Free

Последняя загадка Эдипа

Text
Mark as finished
Font:Smaller АаLarger Aa

В

ФИВАХ.

Эдип въехал в город беспрепятственно. Никто не охранял городские ворота, так как в том не было нужды. Роль стража исполнял сфинкс. Люди, попадавшиеся Эдипу на пути, оглядывались, переговаривались, и, вскоре он заметил, что они собираются группами по трое, по четверо и куда бы они ни собирались, меняли свои планы и следовали за ним. Когда Эдип подъезжал к царскому дворцу, его уже сопровождала внушительная толпа, а стая ребятишек, окружала его коня с криками «Чужестранец в городе! Чужестранец в Фивах!»

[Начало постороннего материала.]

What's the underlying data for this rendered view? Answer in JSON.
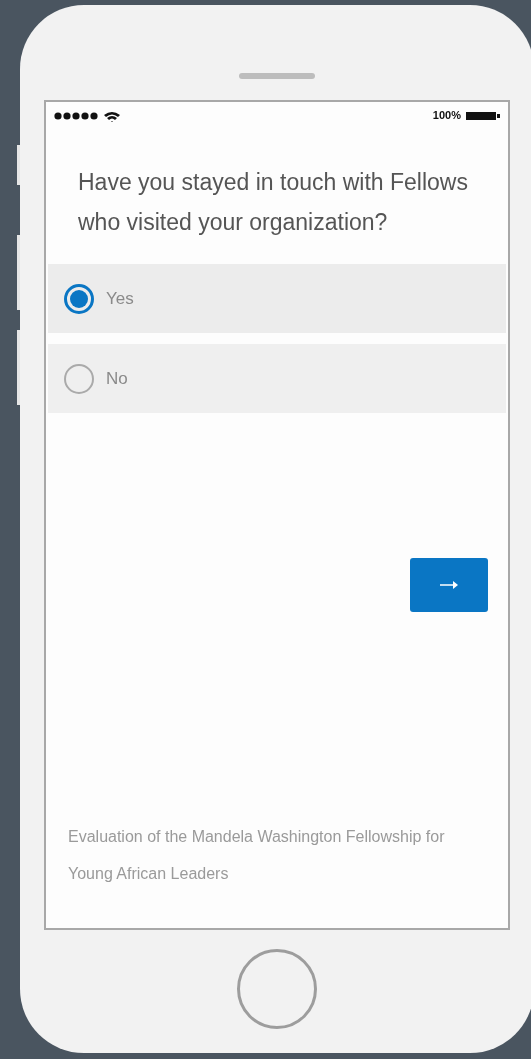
{
  "status_bar": {
    "battery": "100%"
  },
  "question": "Have you stayed in touch with Fellows who visited your organization?",
  "options": [
    {
      "label": "Yes",
      "selected": true
    },
    {
      "label": "No",
      "selected": false
    }
  ],
  "footer": "Evaluation of the Mandela Washington Fellowship for Young African Leaders"
}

На дворцовой площади Эдип увидел настоящее столпотворение. Народ требовал избрания царя. Дворцовая площадь гудела, шевелилась множеством фигур в богатой и бедной одежде. Люди не сразу обратили внимание, на подъехавшего всадника.

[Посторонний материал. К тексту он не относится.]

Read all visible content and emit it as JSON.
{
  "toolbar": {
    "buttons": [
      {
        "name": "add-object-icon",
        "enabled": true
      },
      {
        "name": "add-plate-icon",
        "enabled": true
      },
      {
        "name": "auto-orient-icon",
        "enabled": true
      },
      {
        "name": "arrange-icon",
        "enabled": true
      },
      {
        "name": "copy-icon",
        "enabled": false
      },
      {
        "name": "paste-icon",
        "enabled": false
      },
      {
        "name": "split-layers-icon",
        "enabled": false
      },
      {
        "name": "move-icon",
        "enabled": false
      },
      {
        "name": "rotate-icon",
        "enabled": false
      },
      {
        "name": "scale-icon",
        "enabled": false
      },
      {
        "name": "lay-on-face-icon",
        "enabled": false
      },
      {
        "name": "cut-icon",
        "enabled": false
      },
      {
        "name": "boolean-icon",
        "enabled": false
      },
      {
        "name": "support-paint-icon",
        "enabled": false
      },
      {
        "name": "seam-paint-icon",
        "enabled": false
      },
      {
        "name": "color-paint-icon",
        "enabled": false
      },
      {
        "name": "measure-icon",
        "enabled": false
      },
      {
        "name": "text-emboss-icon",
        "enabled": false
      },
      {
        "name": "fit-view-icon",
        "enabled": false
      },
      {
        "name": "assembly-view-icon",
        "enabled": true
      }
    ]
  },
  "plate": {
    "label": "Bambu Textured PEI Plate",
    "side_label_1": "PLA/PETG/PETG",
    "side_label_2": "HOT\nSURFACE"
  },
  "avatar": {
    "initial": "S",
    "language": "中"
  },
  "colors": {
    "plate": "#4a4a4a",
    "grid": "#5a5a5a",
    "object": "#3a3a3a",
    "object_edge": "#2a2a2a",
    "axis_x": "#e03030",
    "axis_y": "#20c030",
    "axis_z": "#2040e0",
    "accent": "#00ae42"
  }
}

На вершине дворцовой лестницы стояла стройная женщина в траурных одеждах. Из толпы доносились выкрики

–Царя! Царя Фивам! Найти убийц Лая! Казнить по закону города! Иокаста, выбирай царя или мы сами его выберем! Пусть прорицатели укажут тебе и нам повелителя!

И лишь когда крики мальчишек влились в гул толпы, многие обратили внимание на стройного, высокого всадника на крепком, гнедом жеребце, сдерживаемом седоком и пританцовывающем на плитах площади.

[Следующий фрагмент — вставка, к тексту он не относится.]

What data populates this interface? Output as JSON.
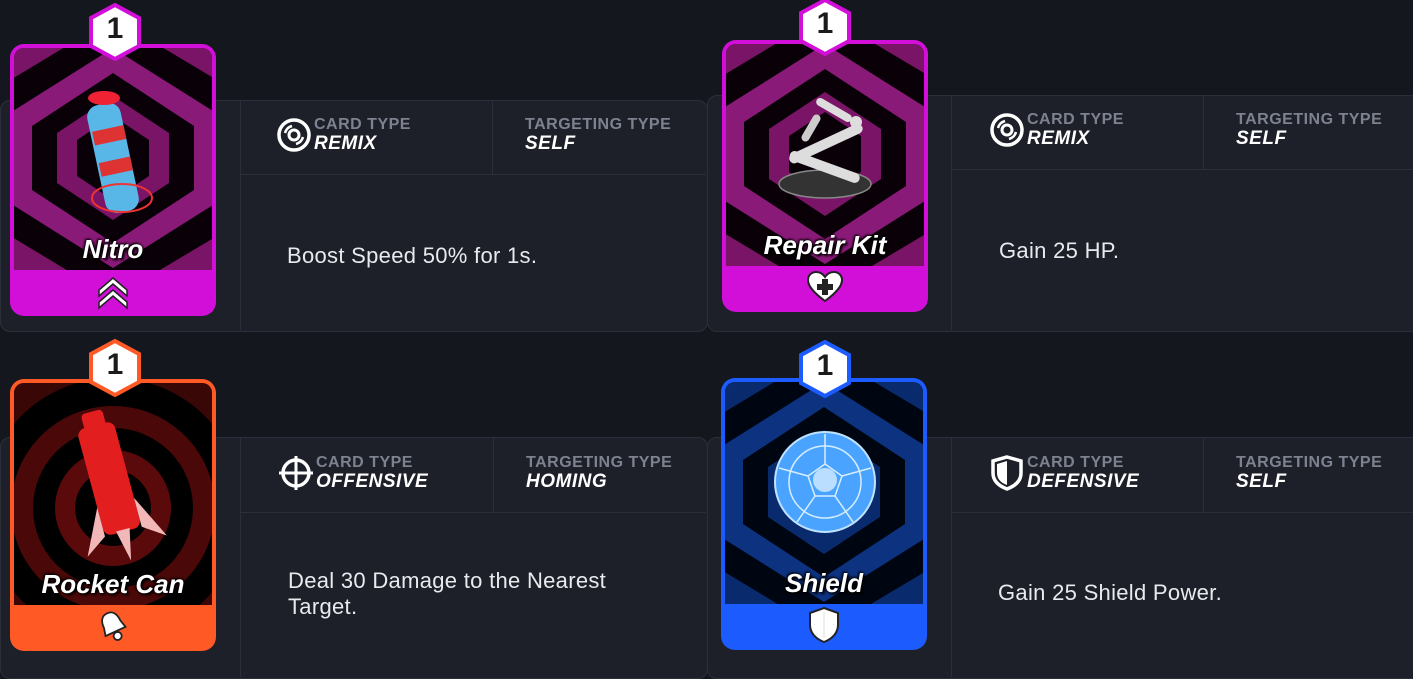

Люди расступились, пропуская незнакомца. Голоса стихли и все взоры устремились на юношу. Едва Эдип спешился у самой дворцовой лестницы, из толпы послышался громкий голос

–Он -чужестранец, н прошёл в город! Его пропустил Сфинкс!

Толпа с рёвом ринулась к городским воротам. Люди, словно обезумевшие неслись по улицам, сбивая друг друга и топча упавших.Грохот топочущих ног и людского рёва, подобно буре пронёсся над площадью и устремился к городским воротам.

Женщина в траурных одеждах всё также стояла на вершине лестницы и невидящими глазами смотрела куда-то вдаль за стены Фив. Эдип не знал – видит ли она его или нет. Он поднимался ступенька за ступенькой, глядя в лицо фиванской царице, но взгляд её всё также был

непроницаемо-далёким, устремлённым поверх Фив, поверх горных вершин, в сторону далёкого моря.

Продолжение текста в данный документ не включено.